When discussing the last mile of data delivery and consumption, particularly the goal of “democratizing access,” it's essential to consider two distinct personas: the analyst and the decision-maker.
Over the past decade, significant strides have been made in generating data assets for the technical analyst—individuals who can access datasets from various sources and perform flexible computations. While this persona typically resides within the data team, some members of finance, product, and growth teams also fulfill this role.
The expansion of tools and processes for data pipeline monitoring, observability, cataloging, and a renewed focus on data modeling have all contributed to the creation of reliable assets primarily designed for the analyst.

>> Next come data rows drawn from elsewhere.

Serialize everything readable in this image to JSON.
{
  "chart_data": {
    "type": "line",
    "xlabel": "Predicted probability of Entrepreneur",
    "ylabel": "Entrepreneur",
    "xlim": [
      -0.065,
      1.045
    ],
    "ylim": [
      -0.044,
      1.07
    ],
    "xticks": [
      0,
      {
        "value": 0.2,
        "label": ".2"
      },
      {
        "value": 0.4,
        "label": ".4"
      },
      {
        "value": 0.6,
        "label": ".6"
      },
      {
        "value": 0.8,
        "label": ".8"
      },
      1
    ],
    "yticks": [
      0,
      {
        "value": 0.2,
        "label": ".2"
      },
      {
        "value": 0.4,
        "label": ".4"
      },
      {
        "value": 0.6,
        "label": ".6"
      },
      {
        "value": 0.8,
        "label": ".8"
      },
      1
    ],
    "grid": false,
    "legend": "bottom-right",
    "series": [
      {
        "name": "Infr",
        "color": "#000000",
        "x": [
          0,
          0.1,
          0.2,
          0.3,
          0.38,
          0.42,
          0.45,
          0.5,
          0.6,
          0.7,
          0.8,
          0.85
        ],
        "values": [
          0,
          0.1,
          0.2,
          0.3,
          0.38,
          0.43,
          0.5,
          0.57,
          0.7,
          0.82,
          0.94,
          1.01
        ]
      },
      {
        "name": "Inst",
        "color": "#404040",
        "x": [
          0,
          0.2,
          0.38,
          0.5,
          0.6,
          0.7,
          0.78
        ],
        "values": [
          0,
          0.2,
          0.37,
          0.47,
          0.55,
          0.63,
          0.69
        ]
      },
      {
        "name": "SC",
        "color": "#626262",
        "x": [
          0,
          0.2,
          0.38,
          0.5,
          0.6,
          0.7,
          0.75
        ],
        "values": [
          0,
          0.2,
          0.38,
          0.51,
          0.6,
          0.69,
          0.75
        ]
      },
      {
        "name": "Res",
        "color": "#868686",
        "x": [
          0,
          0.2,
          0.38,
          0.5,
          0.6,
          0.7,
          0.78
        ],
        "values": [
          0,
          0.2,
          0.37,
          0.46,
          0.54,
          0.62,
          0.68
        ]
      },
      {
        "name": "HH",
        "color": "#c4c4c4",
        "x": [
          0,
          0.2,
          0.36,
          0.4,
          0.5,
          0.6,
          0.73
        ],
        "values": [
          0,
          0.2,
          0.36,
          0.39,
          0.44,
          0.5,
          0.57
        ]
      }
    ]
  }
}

Once these data assets are available, the analyst is tasked with transforming the outputs into metrics and dashboards for the decision-maker. However, this workflow faces three key challenges:
- Incomplete View: Given the evolving nature of business processes and the complex, combinatorial aspects of metric calculations, the dashboards produced lack completeness for the decision-maker. Simply put, it is impractical to compute every possible calculation upfront.
- Information Overload: Paradoxically, even with the filtered dashboards currently generated, decision-makers may not have the time or energy to sift through a swamp of tables and charts. Consequently, the analyst is now tasked with distributing relevant information and insights, which may be less effective as they lack the rich business context.
- Evolving Use Cases: The operational workflows around metrics are expanding. It’s no longer just about observing metric changes; the traditional “dashboard” interface is inadequate for exploring deep segmentation insights or determining necessary actions. This inadequacy often leads analysts to spend a significant portion of their time on “ad-hoc” analytics work.
To address these challenges, we must advance the field of data modeling by focusing on metrics and their inter-relationships through the use of metric trees. Furthermore, we need to develop applications that leverage this metrics back-end to facilitate repeatable workflows for users across the organization.
These applications should ideally be low/no-code, enabling users from both data and business teams to extract meaningful insights regarding business performance and operate effectively.
By combining metrics modeling with streamlined metrics workflows, we can unlock the last mile of efficient data delivery and enhance effective consumption.